Wikileaks' DNS pulls plug, citing collateral DDoS damage
Plods polish bracelets for Assange on Swedish sex charges
Domain name provider EveryDNS has pulled the plug on Wikileaks after giving the site 24 hours' notice that it could not put up with the denial of service attacks the site was attracting.
The DNS provider said that it had sent messages by email and via Twitter and through the chat function of its website to warn Wikileaks that it was in breach of its terms and conditions and was at risk of termination. No response was received. Messages were sent 10pm EST 1 December. Services were terminated at 10pm 2 December.
The provider said: "Any downtime of the wikileaks.org website has resulted from its failure to use another hosted DNS service provider."
Specifically, the services were terminated for violation of the provision which states that "Member shall not interfere with another Member's use and enjoyment of the Service or another entity's use and enjoyment of similar services". The interference at issues arises from the fact that wikileaks.org has become the target of multiple distributed denial of service (DDOS) attacks. These attacks have, and future attacks would, threaten the stability of the EveryDNS.net infrastructure, which enables access to almost 500,000 other websites.
The temporary loss of its website will have little impact on Wikileaks. Various Wikileak mirror sites are available and the files are also on BitTorrent and elsewhere.
Wikileaks' various media partners are also hosting the cables; today's "revelation" is that British troops in Afghanistan were over-stretched and under-resourced.
Meanwhile Wikileaks spokesman Julian Assange, currently in the UK, is wanted for sex offences in Sweden where many Wikileaks operations are based. He is the subject of an Interpol Red Notice, which is a procedure used to "seek the arrest or provisional arrest of wanted persons with a view to extradition". The Mail predicts he will be arrested in the next few days. Police sources inform the Reg that the Red Notice has little relevance in intra-European cases, where a European warrant is required. Assange lost an appeal against issue of such a warrant yesterday.
The colourful leakmeister is believed to have given police his address when he arrived in Britain several weeks ago.
EveryDNS explains why it ended Wikileaks' services. ®
Being DDoS's breaks the Ts & Cs?
Remind me never to use a firm which stops providing a paid service because someone else is causing them problems. If they can't handle a DDoS attack without their entire service going down then perhaps they should look to another line of business, rather than blaming someone for being the victim of the attack?
You upset me, I am going to make you suffer
This shows what happens if you upset the US or Israel. If you dare show the truth behind the US government, they will do whatever it takes to destroy you. Just as the Taliban upset the Americans for not allowing oil to flow through at the American's price, they destroyed Afghanistan. Saddam Hussein upset the Americans for wanting more, they destroyed Iraq and had him executed under another puppet government. Now Wikileaks is upsetting the American government, it is now under constant attack.

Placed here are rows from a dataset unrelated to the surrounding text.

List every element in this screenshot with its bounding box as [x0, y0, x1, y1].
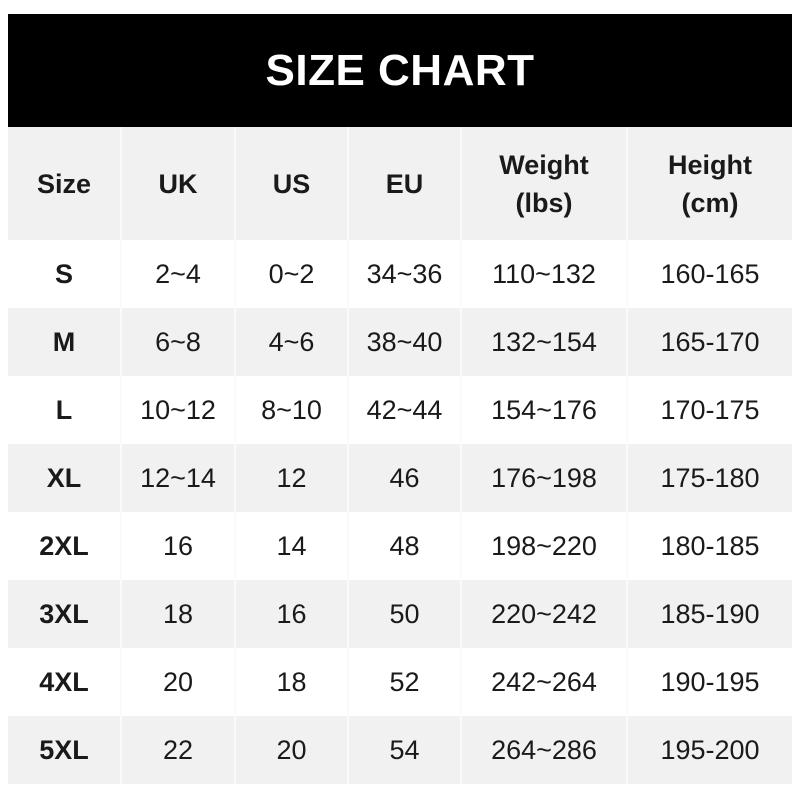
- size-table: Size UK US EU Weight (lbs) Height (cm) S 2~4 0~2 3…: [8, 127, 792, 784]
- table-row: 3XL 18 16 50 220~242 185-190: [8, 580, 792, 648]
- cell-us: 8~10: [234, 376, 348, 444]
- cell-us: 4~6: [234, 308, 348, 376]
- cell-size: 2XL: [39, 530, 89, 561]
- cell-weight: 154~176: [460, 376, 627, 444]
- header-row: Size UK US EU Weight (lbs) Height (cm): [8, 127, 792, 240]
- cell-weight: 198~220: [460, 512, 627, 580]
- cell-us: 18: [234, 648, 348, 716]
- cell-weight: 110~132: [460, 240, 627, 308]
- header-line: Weight: [499, 149, 589, 180]
- cell-height: 180-185: [626, 512, 792, 580]
- cell-size: S: [54, 258, 73, 289]
- column-header-height: Height (cm): [626, 127, 792, 240]
- cell-uk: 12~14: [120, 444, 235, 512]
- cell-us: 20: [234, 716, 348, 784]
- cell-uk: 20: [120, 648, 235, 716]
- column-header-weight: Weight (lbs): [460, 127, 627, 240]
- cell-uk: 2~4: [120, 240, 235, 308]
- cell-eu: 48: [347, 512, 461, 580]
- cell-eu: 34~36: [347, 240, 461, 308]
- table-row: 2XL 16 14 48 198~220 180-185: [8, 512, 792, 580]
- header-line: (lbs): [515, 187, 573, 218]
- cell-us: 14: [234, 512, 348, 580]
- cell-weight: 132~154: [460, 308, 627, 376]
- cell-size: XL: [46, 462, 82, 493]
- cell-us: 12: [234, 444, 348, 512]
- cell-height: 160-165: [626, 240, 792, 308]
- cell-eu: 38~40: [347, 308, 461, 376]
- cell-weight: 242~264: [460, 648, 627, 716]
- table-row: S 2~4 0~2 34~36 110~132 160-165: [8, 240, 792, 308]
- cell-height: 170-175: [626, 376, 792, 444]
- cell-size: 3XL: [39, 598, 89, 629]
- cell-weight: 220~242: [460, 580, 627, 648]
- cell-eu: 42~44: [347, 376, 461, 444]
- cell-eu: 46: [347, 444, 461, 512]
- cell-size: 5XL: [39, 734, 89, 765]
- cell-us: 0~2: [234, 240, 348, 308]
- cell-height: 175-180: [626, 444, 792, 512]
- cell-uk: 16: [120, 512, 235, 580]
- cell-size: L: [55, 394, 73, 425]
- cell-size: M: [52, 326, 76, 357]
- column-header-us: US: [234, 127, 348, 240]
- cell-height: 195-200: [626, 716, 792, 784]
- column-header-size: Size: [8, 127, 121, 240]
- header-line: US: [272, 168, 311, 199]
- column-header-uk: UK: [120, 127, 235, 240]
- cell-uk: 6~8: [120, 308, 235, 376]
- cell-uk: 18: [120, 580, 235, 648]
- table-row: XL 12~14 12 46 176~198 175-180: [8, 444, 792, 512]
- cell-uk: 22: [120, 716, 235, 784]
- cell-us: 16: [234, 580, 348, 648]
- table-row: L 10~12 8~10 42~44 154~176 170-175: [8, 376, 792, 444]
- cell-height: 190-195: [626, 648, 792, 716]
- header-line: Height: [668, 149, 752, 180]
- table-row: 4XL 20 18 52 242~264 190-195: [8, 648, 792, 716]
- chart-title: SIZE CHART: [8, 14, 792, 127]
- size-chart: SIZE CHART Size UK US EU Weight (lbs) Height (c…: [8, 14, 792, 784]
- cell-weight: 176~198: [460, 444, 627, 512]
- cell-uk: 10~12: [120, 376, 235, 444]
- header-line: EU: [385, 168, 424, 199]
- cell-size: 4XL: [39, 666, 89, 697]
- header-line: (cm): [681, 187, 739, 218]
- column-header-eu: EU: [347, 127, 461, 240]
- cell-height: 185-190: [626, 580, 792, 648]
- cell-eu: 54: [347, 716, 461, 784]
- cell-eu: 52: [347, 648, 461, 716]
- cell-weight: 264~286: [460, 716, 627, 784]
- cell-eu: 50: [347, 580, 461, 648]
- header-line: Size: [36, 168, 92, 199]
- header-line: UK: [158, 168, 198, 199]
- table-row: 5XL 22 20 54 264~286 195-200: [8, 716, 792, 784]
- cell-height: 165-170: [626, 308, 792, 376]
- table-row: M 6~8 4~6 38~40 132~154 165-170: [8, 308, 792, 376]
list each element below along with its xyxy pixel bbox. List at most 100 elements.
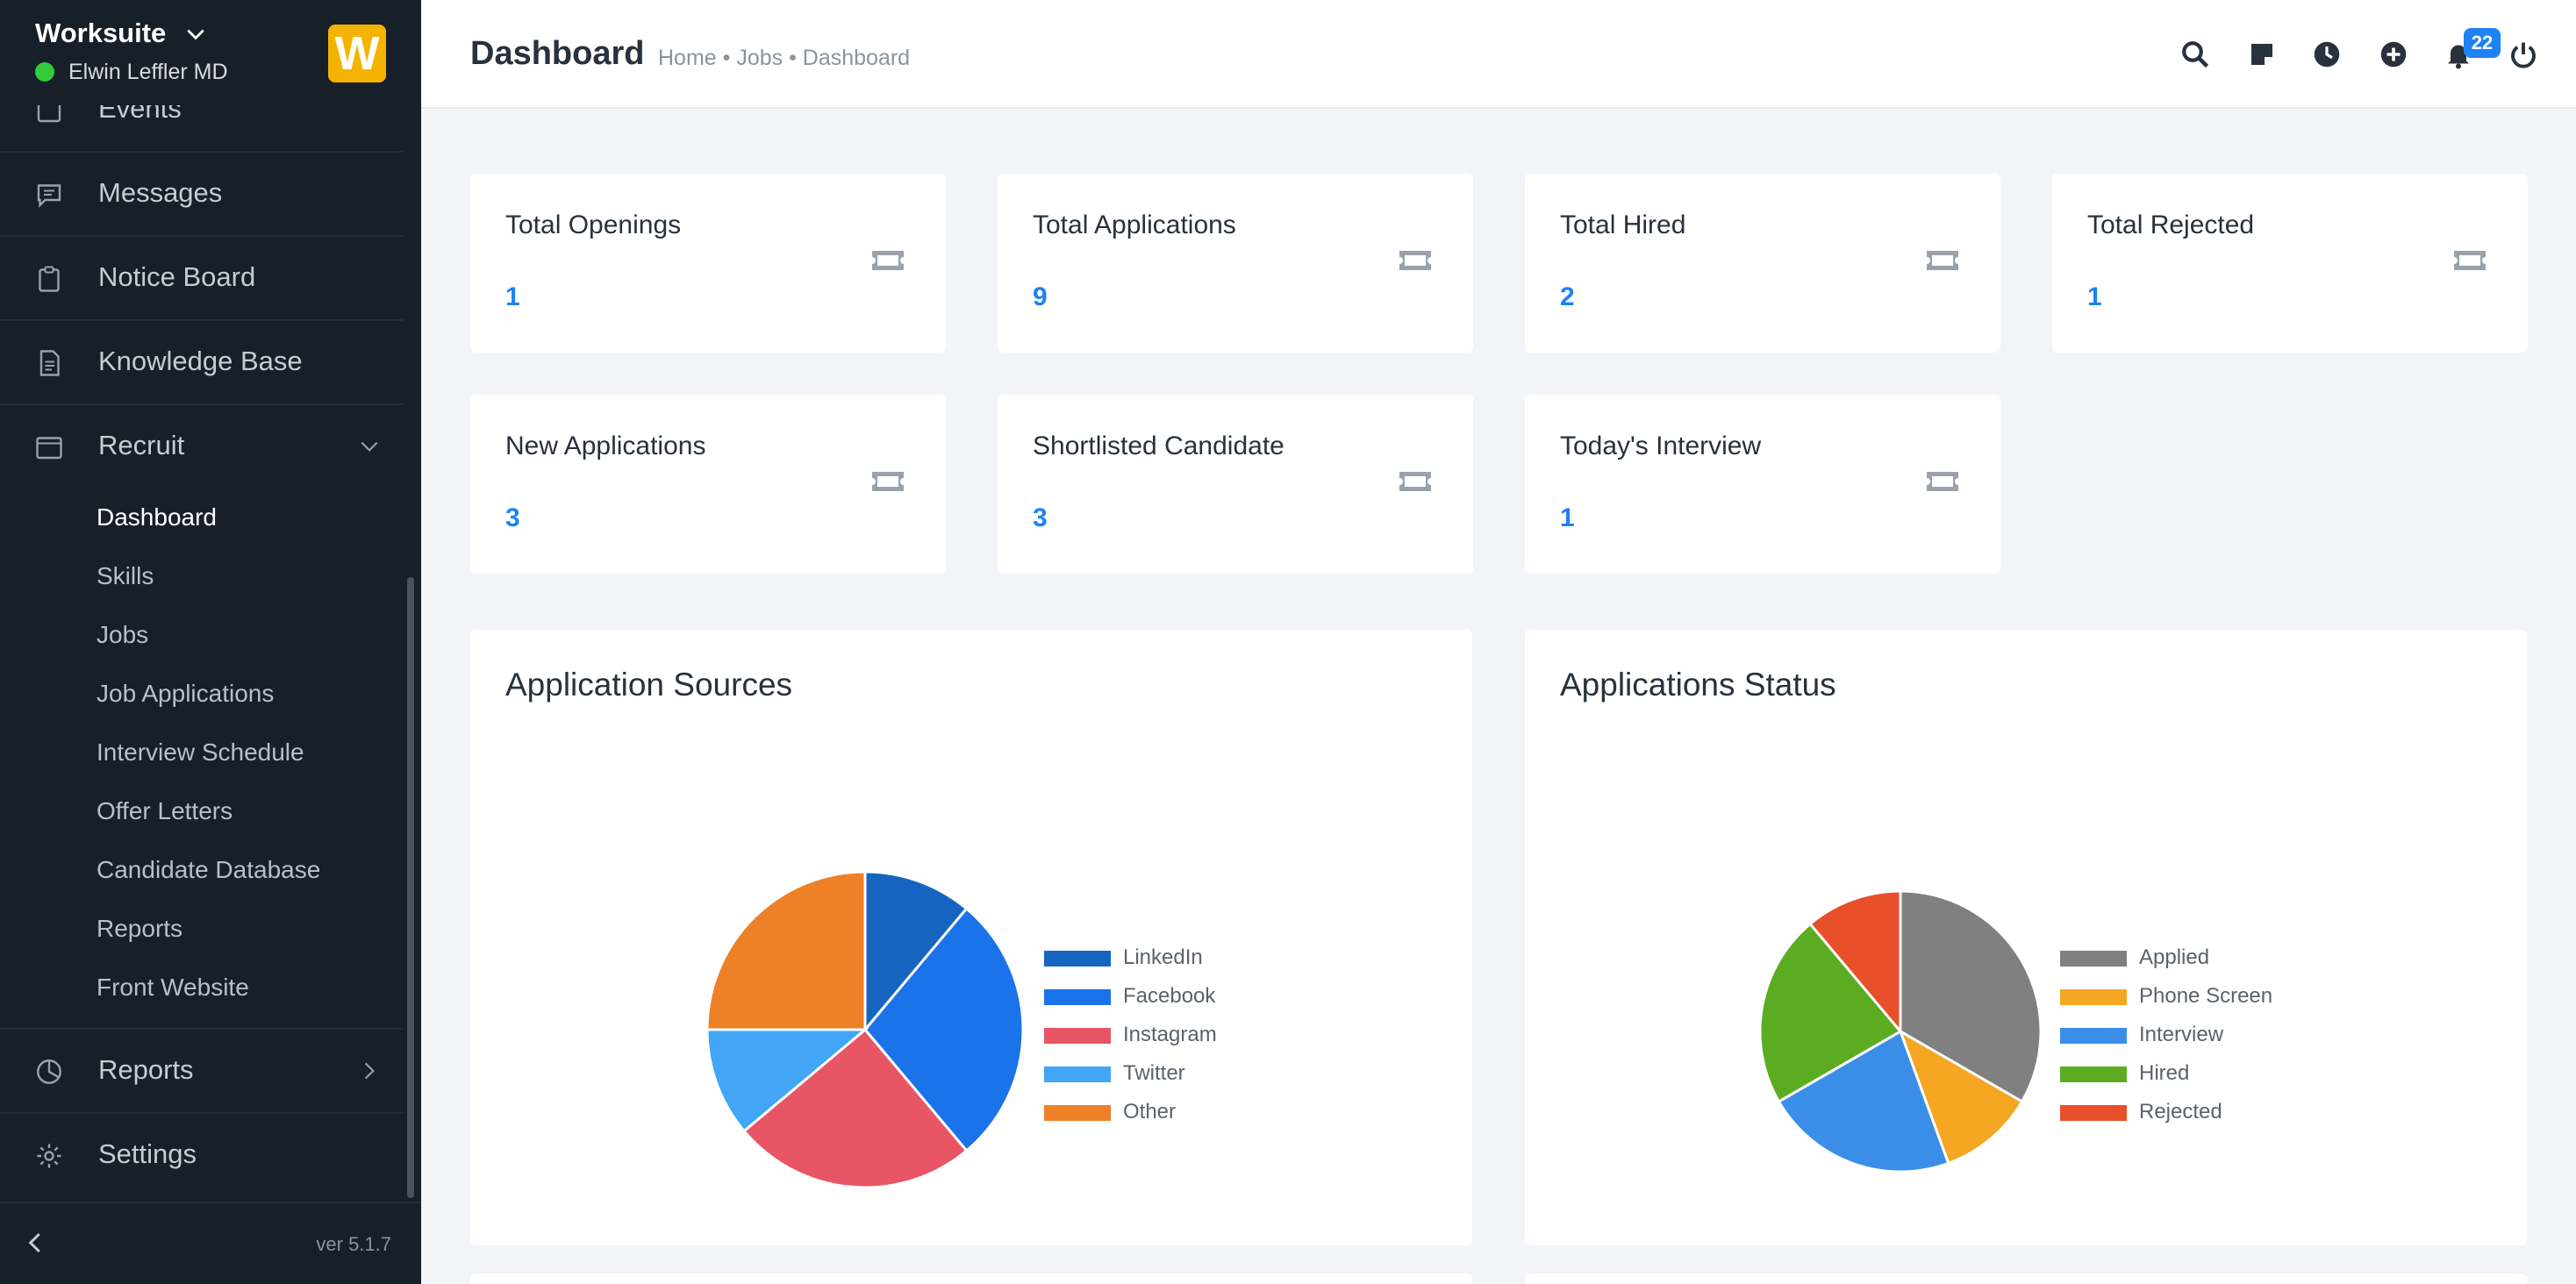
legend-swatch	[1044, 989, 1111, 1005]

This is what they call the free world and democracy!
Anonymous for obvious reasons!
T & Cs
How does being the target of DDoS attacks from the US military mean that wikileaks has violated the T&Cs? It says that MEMBERS must not interfere etc... and in this case wikileaks haven't done anything, they have been done to.
They may well have very good reason to ask wikileaks to move their DNS somewhere more robust - EveryDNS is a free service, and obviously the service to everyone was being compromised, but dodgy references to breaching the t&cs is not the way to go.